Noel Thanks for your note it gives us more confidance for our trip through France. coljon


----------



## coljon

*A-Frames in France*

hi Sean many thanks for your recent note and help that you have given us.We shall be joining the club ,best wishes coljon.


----------



## seanoo

hi coljon, just wanted to ask if you are going to appeal against this fine or not when you return to england? without getting in to all the legalities of a framing in spain the general opinion is that if you can tow a car in your own country then you should be allowed to tow in any other eu country i.e spain. if thats the case then the fine was unlawful and you are due your money back. all the best sean


----------



## wygate5

Hi, We are new to Motorhoming this year and decided we would go to the south of France for our summer hols, We had read the many posts on the pros and cons of trailers and Aframes and in the end decided on Aframe route as we didn’t want to have the inconvenience of a trailer and a car on a campsite.
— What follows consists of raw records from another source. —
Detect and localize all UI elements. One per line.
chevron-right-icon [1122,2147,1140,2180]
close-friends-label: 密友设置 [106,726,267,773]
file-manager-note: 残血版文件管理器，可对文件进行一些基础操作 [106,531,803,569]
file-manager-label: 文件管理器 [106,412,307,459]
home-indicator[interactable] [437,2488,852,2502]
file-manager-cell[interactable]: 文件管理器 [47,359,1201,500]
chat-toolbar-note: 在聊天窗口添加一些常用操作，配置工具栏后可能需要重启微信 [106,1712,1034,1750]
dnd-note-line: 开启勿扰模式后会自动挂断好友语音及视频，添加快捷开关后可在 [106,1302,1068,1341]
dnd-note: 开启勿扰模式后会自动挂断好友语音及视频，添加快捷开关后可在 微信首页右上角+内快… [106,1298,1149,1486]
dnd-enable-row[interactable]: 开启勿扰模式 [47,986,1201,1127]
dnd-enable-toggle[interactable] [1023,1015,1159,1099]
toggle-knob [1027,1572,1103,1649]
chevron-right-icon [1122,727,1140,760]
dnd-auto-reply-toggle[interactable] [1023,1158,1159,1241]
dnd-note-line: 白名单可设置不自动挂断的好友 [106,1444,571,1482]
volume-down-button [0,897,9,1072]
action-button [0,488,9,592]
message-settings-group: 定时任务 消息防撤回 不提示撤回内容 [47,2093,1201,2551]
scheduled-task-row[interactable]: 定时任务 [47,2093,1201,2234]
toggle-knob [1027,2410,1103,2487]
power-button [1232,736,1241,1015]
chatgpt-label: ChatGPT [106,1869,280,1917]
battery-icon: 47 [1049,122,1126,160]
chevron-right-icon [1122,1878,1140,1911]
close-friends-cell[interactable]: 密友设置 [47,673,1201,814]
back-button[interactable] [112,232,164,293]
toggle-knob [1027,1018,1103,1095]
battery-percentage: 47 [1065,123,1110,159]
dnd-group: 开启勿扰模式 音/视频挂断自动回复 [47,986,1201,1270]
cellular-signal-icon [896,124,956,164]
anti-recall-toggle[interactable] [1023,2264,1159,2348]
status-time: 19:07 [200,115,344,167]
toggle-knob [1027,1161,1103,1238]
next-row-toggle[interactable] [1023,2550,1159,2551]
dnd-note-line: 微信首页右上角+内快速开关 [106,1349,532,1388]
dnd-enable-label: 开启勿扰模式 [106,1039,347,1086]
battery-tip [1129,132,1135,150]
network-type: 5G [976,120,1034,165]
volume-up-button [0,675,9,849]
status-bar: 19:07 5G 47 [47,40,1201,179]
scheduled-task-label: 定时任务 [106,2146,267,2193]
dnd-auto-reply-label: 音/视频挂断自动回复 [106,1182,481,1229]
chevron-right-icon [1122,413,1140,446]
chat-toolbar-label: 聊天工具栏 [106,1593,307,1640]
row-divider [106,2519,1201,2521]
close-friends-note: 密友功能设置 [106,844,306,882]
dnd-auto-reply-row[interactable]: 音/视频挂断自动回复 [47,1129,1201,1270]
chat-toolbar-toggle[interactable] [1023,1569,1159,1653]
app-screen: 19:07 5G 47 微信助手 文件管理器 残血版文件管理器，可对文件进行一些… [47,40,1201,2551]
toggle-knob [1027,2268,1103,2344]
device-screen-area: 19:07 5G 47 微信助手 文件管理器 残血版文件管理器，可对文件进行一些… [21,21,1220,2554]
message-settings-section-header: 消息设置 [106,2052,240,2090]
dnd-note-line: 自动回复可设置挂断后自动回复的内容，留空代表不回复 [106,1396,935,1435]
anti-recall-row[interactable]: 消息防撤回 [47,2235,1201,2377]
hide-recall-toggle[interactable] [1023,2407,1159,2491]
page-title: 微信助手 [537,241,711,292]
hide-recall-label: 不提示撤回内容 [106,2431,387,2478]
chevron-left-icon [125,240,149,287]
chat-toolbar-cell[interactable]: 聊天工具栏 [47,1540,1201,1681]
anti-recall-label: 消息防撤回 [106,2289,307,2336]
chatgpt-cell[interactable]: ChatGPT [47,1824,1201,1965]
We decided on Smart-tow system, this is an electronic system that uses a lightweight a frame and an electronic braking system that uses the signal from MH brakelights and G sensors. This system also keeps the servo on the towed car fully charged. It takes about 2 mins to transform car to toad and about the same to change it back to car, The car can be driven straight of the back of MH with Aframe still attached if needed. We completed 3100 miles with absolutely no problems. The smart car towed easily at 60mph. The gears were set to NEUTRAL, the key REMOVED and the door left unlocked. No miles were added to the smart car while towing. We had one brush with the law, that was an off duty officer who wanted to know where he could get the system!


----------